Patterns of Family Functioning

Once an adolescent with a chronic condition comes to the rheumatology clinic with his/her family, the health professional should be able to identify the impact of the dominant patterns of family functioning on the developmental aspects of the adolescent-parent relationship. Sometimes the adolescent is a symptom carrier for the family, and the health professional should wonder whose problem it is. The health professional should also:

1. Modulate empathy towards the adolescent and his/her parents

2. Raise questions in an nonjudgmental and open way

3. Support the parents and the adolescent in clarifying their respective demands

4. Enable and empower each person to express him or herself

5. Pay attention to nonverbal communication

A variety of theoretical models dealing with a systems perspective on the family have been developed by researchers, focusing independently on variables related to the cohesion, adaptability, and communication dimensions of the family dynamics.

Olson's circumplex model (7) was developed in an attempt to bridge the gap that typically exists between theory and practice. Clinically, it is used for identifying types of family systems and for planning treatment intervention. There are types of therapeutic techniques and interventions that are most and least effective with various types of systems. Moreover, the dominant patterns of family functioning may influence the developmental aspects of the adolescent-parents relationship. Olson's model is mainly based in the adaptability and cohesion dimensions. The adaptability dimension is defined as the ability of the family system to change (change role relationships, rules, and the power structure in response to situational and developmental stress). The four levels of adaptability range from rigid (very low): authoritarian leadership, roles seldom change, strict discipline, too little change to structured (low to moderate): leadership sometimes shared, roles stable, somewhat democratic discipline, change when demanded to flexible (moderate to high): shared leadership, role sharing, democratic discipline, change when necessary to chaotic (very high): lack of leadership, dramatic role shifts, erratic discipline, too much change. Central levels of adaptability (structured and flexible) are more conducive to family functioning.

The cohesion dimension is defined as the emotional bonding that family members have toward one another. There are four levels of cohesion, ranging from disengaged (very low): little closeness, lack of loyalty, high independence to separated (low to moderate): little loyalty, interdependent, more independence than dependence to connected (moderate to high): some loyalty, interdependent, more dependence than independence to enmeshed

(very high): high loyalty, high dependency). Based on this model, high levels of cohesion (enmeshed) and low levels of cohesion (disengaged) might be problematic for relationships. Again, the central levels of cohesion (separated and connected) make for optimal family functioning.

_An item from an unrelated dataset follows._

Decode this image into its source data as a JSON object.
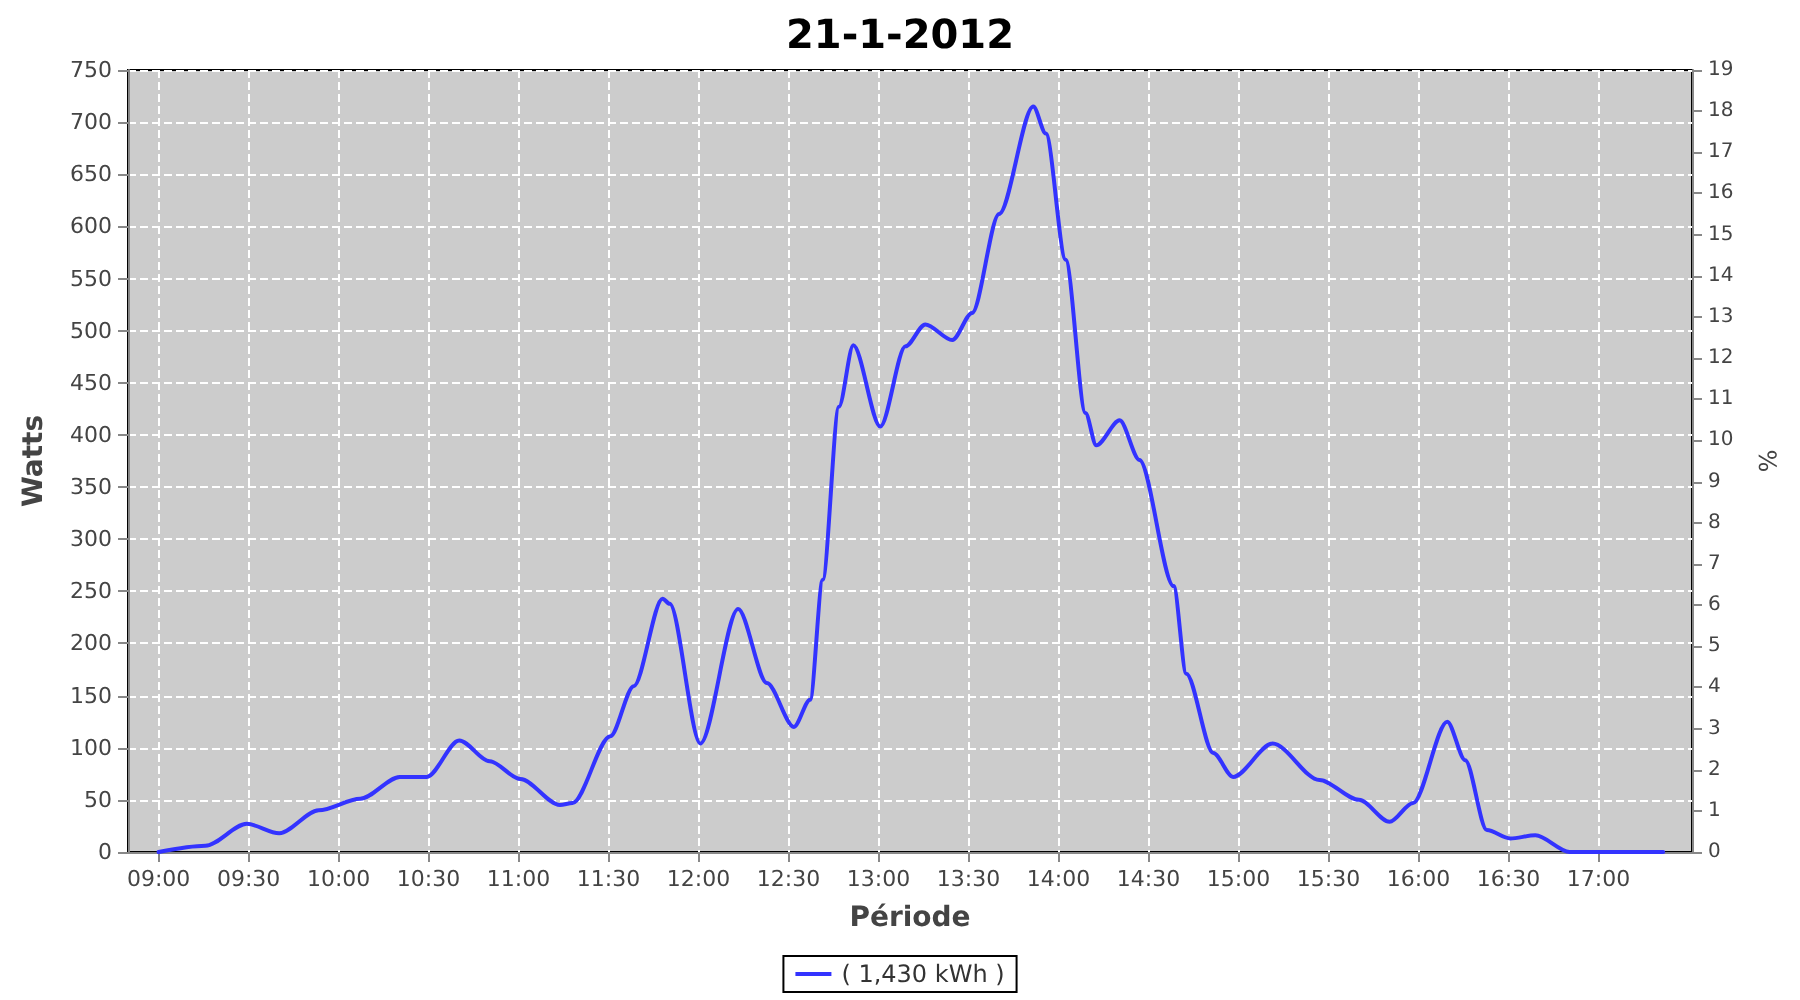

Family communication is the third dimension in this model and is considered a facilitating dimension. Because of its specific dimension, communication is not graphically included in the model along with cohesion and adaptability. Positive communication skills include empathy, reflective listening, supportive comments. These skills enable families to share with each other their needs and preferences as they relate to the other two dimensions: cohesion and adaptability. Negative communication skills include criticism, double messages and binds. They minimize the ability of family members to share their feelings.

Chronic conditions have a significant impact on families because the ongoing care and management of the condition rests primarily with the family (8). The Family Adjustment and Adaptation Response Model developed by McCubbin and Patterson (9) is especially useful for examining both the impact of the condition on the family and what resources and coping behaviors in the family facilitate a successful adaptation. Throughout the life cycle the family, like all social systems, attempts to maintain balanced functioning by using its capabilities (resources and coping behaviors) to meet its demands (stressors and strains). According to these authors (10), a stressor is defined as a life event that occurs at a discrete point in time and produces or has the potential to produce change in the family system. A strain is defined as a condition of felt tension associated with the need or desire to change something. Strain may emerge from the unresolved tension associated with prior stressors. An adolescent's chronic rheumatic disease is a stressor. The seriousness and chronicity of the condition will influence the intensity of the demand and how much it upsets the family's homeostatic state. When the family is unable to accept the situation in a positive way or when it is impossible to resolve the stressor completely, there is a residue of tension that is carried along by the family over time as a part of their "list" of demands. The outcome of the family's efforts to achieve balanced functioning is conceptualized in terms of family adjustment or family adaptation, ranging on a continuum from good to poor. A crisis is a state of disequilibrium, emerging in the family system when the nature and/or number of demands exceed the existing capabilities of the family, and this imbalance persists. It may arise, for instance, at the moment of the teenager's diagnosis of a chronic, severe, rheumatic disease. During the adaptation phase, the family attempts to restore homeostasis by either acquiring new resources and coping behaviors or reducing the demands they must deal with. The multidisciplinary team may play a crucial role in facilitating the acquisition of new resources and the development of coping behaviors.